Indeed, the only way that any of these arguments in favour of Serb victimhood work is if one subscribes (consciously or subconsciously) to a Greater Serbia and the ethnic cleansing and genocide that was used in furtherance of this abhorrent doctrine. And the irony of this, an irony that should not give anyone who cares for justice any pleasure, is that murderers of Croatian Serbs now walk free. Of course there were crimes committed in Croatia in the wake of Operation Storm – every country has its fair share of criminals and I imagine that the chaos of war encourages rather than discourages crime – but the Serb obsession with blaming the Croatian leadership and the Croatian people as a whole has served to obscure these crimes instead of assisting the authorities to track down the perpetrators.

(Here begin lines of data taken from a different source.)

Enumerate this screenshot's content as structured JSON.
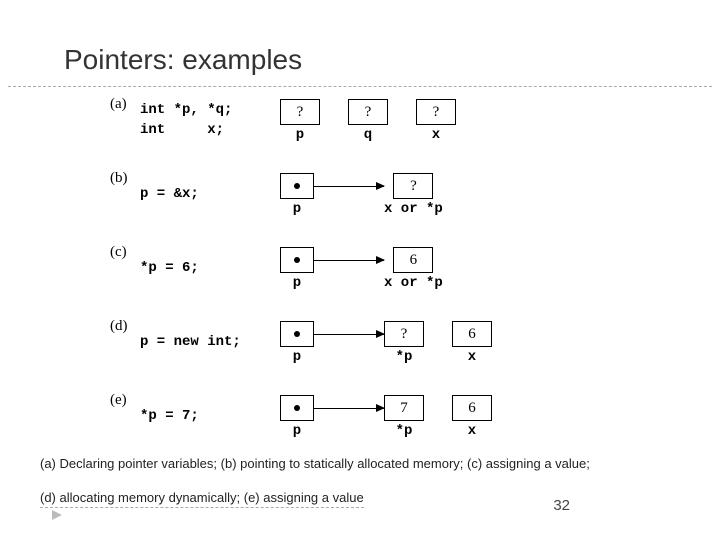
{
  "title": "Pointers: examples",
  "rows": [
    {
      "letter": "(a)",
      "code": "int *p, *q;\nint     x;",
      "cells": [
        {
          "type": "box",
          "val": "?",
          "label": "p"
        },
        {
          "type": "box",
          "val": "?",
          "label": "q"
        },
        {
          "type": "box",
          "val": "?",
          "label": "x"
        }
      ]
    },
    {
      "letter": "(b)",
      "code": "p = &x;",
      "cells": [
        {
          "type": "dotbox",
          "label": "p"
        },
        {
          "type": "arrow"
        },
        {
          "type": "box",
          "val": "?",
          "label": "x or *p"
        }
      ]
    },
    {
      "letter": "(c)",
      "code": "*p = 6;",
      "cells": [
        {
          "type": "dotbox",
          "label": "p"
        },
        {
          "type": "arrow"
        },
        {
          "type": "box",
          "val": "6",
          "label": "x or *p"
        }
      ]
    },
    {
      "letter": "(d)",
      "code": "p = new int;",
      "cells": [
        {
          "type": "dotbox",
          "label": "p"
        },
        {
          "type": "arrow"
        },
        {
          "type": "box",
          "val": "?",
          "label": "*p"
        },
        {
          "type": "box",
          "val": "6",
          "label": "x"
        }
      ]
    },
    {
      "letter": "(e)",
      "code": "*p = 7;",
      "cells": [
        {
          "type": "dotbox",
          "label": "p"
        },
        {
          "type": "arrow"
        },
        {
          "type": "box",
          "val": "7",
          "label": "*p"
        },
        {
          "type": "box",
          "val": "6",
          "label": "x"
        }
      ]
    }
  ],
  "caption1": "(a) Declaring pointer variables; (b) pointing to statically allocated memory; (c) assigning a value;",
  "caption2": "(d) allocating memory dynamically; (e) assigning a value",
  "pagenum": "32"
}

This is a travesty, all the more because those with the most interest in discovering the real perpetrators are the ones standing in the way of truth and justice. While Croatia and its generals are hounded for crimes they did not commit, the real perpetrators cannot be identified.
The choice for those of us who discuss these matters is clear: we can either commit ourselves to the truth and seek justice or we can let the propaganda go unchallenged and allow innocent people to be punished as scapegoats. It is up to us to speak up and set the record straight. Silence means consent.